La corruption commence le jour où les élites intellectuelles se sentent trop intelligentes, trop importantes pour être honnêtes et pour cultiver les valeurs.
Certains signes racontent l’histoire d’un pays dans le silence, dans le murmure fatigué, dans le souffle saccadé des hommes et des femmes invisibilisés, ensevelis sous le poids des promesses non tenues du quotidien. La question était pourtant claire. Tout le monde l’avait comprise. Tout le monde avait promis d’y répondre dans le temps imparti. Le bip du chronomètre national a retenti : il faut désormais remettre les copies pour correction.
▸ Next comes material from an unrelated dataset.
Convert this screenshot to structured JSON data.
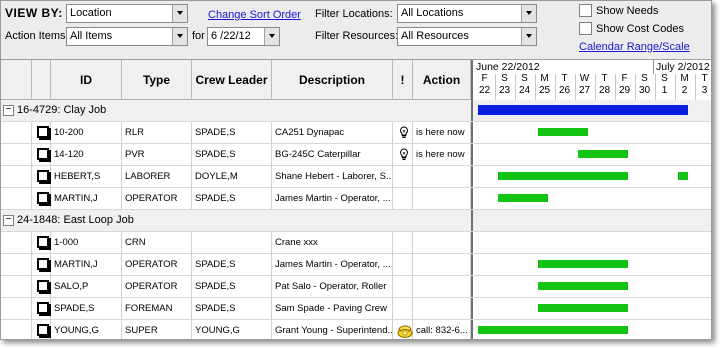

Les règles avaient été définies à l’avance, lues à haute voix. Alors pourquoi cette agitation ? Pourquoi ces balbutiements, ce cafouillage soudain, cette panique face à l’échéance ?
Ce pays cherche à retrouver ses repères, son identité, ses origines. Que le jeu de dupes cesse. Que les marchands d’illusions apprennent enfin à respecter leur parole. La crise n’est plus sourde : elle est désormais stressante, bruyante, envahissante. La misère ne se cache plus ; elle s’impose, elle marche à visage découvert dans nos rues, nos sentiers, nos mornes, au milieu d’un carnaval de la honte, sans déguisements ni masques.
Comme un miroir tendu à une nation entière, la fatigue se lit sur nos corps. Elle s’exprime dans un élan de colère légitime, nourrie par la privation, l’injustice et le silence trop longtemps refoulé.
Car le réveil, face aux mauvaises réponses, est parfois brutal.